The reproductive rate of the slender loris is among the lowest of any primate under 500g.

==Geographic range and habitat==
Found in southern India and Sri Lanka, the gray slender loris inhabits primary and secondary rainforest, dry semi-deciduous forest, and montane cloud forest up to 2000 m above sea level. It is found in south-western India roughly between the Tapti and Godavari Rivers down to the south coast of the subcontinent. The subspecies are separated geographically. In south-western India, the Malabar gray slender loris occurs in the wet forests of the Western Ghats in the states of Karnataka, Kerala and Tamil Nadu up to an altitude of 1200 m. The Mysore gray slender loris inhabits the tropical dry forests of the Eastern Ghats in the states of Andhra Pradesh, Karnataka and Tamil Nadu, frequenting open Euphorbia scrub forests and Acacia trees at an altitude of 300–500 m. It can also be found on the dry eastern slopes of the Western Ghats.

==Conservation status==
Although considered near threatened on the IUCN Red List and classified under Schedule I (Part 1) of the Indian Wildlife Act, 1972, the threat to these primates is increasing. Loris is used to make love potions, treat leprosy and eye ailments. Some villagers keep lorises as pets, but because they are difficult to maintain there is high mortality. Some cities have them captive in zoos, and astrologers use them to pick out tarot cards.

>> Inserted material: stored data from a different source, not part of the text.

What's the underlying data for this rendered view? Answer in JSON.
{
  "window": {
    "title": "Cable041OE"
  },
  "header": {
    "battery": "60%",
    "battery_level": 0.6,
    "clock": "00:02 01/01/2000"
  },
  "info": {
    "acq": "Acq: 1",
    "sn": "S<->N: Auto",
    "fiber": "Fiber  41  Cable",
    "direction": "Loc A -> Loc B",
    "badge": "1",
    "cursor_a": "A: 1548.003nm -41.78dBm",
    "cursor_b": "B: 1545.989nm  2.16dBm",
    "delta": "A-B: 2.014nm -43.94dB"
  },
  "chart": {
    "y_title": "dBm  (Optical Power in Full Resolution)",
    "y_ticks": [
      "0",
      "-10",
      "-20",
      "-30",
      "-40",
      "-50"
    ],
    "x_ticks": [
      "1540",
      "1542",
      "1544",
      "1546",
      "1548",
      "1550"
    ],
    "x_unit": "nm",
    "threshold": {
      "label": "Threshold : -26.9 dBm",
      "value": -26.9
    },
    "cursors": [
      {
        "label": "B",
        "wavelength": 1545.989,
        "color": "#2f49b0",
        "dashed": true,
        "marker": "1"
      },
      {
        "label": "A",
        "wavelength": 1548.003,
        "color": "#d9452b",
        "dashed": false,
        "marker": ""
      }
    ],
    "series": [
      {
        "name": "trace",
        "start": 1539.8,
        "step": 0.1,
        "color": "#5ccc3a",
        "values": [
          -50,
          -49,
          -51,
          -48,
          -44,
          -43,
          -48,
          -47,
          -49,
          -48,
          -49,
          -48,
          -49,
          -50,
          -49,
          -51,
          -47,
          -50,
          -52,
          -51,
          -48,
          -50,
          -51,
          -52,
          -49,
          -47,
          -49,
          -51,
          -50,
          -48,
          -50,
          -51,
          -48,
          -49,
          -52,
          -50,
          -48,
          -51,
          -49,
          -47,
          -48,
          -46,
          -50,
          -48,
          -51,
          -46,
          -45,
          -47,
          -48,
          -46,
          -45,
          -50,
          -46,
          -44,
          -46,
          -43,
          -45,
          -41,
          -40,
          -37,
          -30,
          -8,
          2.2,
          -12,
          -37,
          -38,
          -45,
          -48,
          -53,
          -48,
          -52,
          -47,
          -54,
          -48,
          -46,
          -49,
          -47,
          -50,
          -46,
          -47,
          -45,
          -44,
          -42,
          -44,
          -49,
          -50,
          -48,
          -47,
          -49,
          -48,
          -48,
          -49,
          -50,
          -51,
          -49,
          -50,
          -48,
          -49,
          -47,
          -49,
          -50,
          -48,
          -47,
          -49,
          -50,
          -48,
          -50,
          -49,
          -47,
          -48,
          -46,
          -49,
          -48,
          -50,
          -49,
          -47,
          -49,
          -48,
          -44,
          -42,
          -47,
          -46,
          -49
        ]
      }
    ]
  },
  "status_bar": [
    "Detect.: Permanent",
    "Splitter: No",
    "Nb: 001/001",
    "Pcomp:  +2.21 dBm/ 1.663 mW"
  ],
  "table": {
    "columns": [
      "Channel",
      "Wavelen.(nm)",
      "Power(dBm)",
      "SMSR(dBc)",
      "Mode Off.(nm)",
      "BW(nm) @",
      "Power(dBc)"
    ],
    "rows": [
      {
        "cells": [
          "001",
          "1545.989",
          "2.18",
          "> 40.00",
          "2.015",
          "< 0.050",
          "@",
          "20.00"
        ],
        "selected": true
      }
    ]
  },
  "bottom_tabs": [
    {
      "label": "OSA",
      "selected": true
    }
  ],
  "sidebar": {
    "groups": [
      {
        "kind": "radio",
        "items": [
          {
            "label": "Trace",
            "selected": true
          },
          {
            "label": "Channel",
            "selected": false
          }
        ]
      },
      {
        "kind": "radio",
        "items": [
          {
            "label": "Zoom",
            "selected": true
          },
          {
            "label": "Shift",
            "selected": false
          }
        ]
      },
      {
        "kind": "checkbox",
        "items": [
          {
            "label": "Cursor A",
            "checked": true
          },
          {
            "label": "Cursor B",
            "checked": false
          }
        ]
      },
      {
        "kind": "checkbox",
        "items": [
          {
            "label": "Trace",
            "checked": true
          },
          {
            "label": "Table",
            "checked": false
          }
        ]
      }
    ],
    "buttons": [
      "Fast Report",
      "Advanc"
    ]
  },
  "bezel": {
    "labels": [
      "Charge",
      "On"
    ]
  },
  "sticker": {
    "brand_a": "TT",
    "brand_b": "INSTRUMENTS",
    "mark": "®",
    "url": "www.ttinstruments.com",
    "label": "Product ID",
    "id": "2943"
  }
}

Insects form the main source of food for lorises. Farmlands, which are high in cattle waste, produce large amounts of insects. Thus lorises do not compete with humans for resources and therefore tend to be tolerated by them. Habitat fragmentation is also a threat to the loris population, as well as loss of acacia trees, which is a preferred tree species for the loris. Conservation efforts are developing and more research on conservation efforts are ongoing.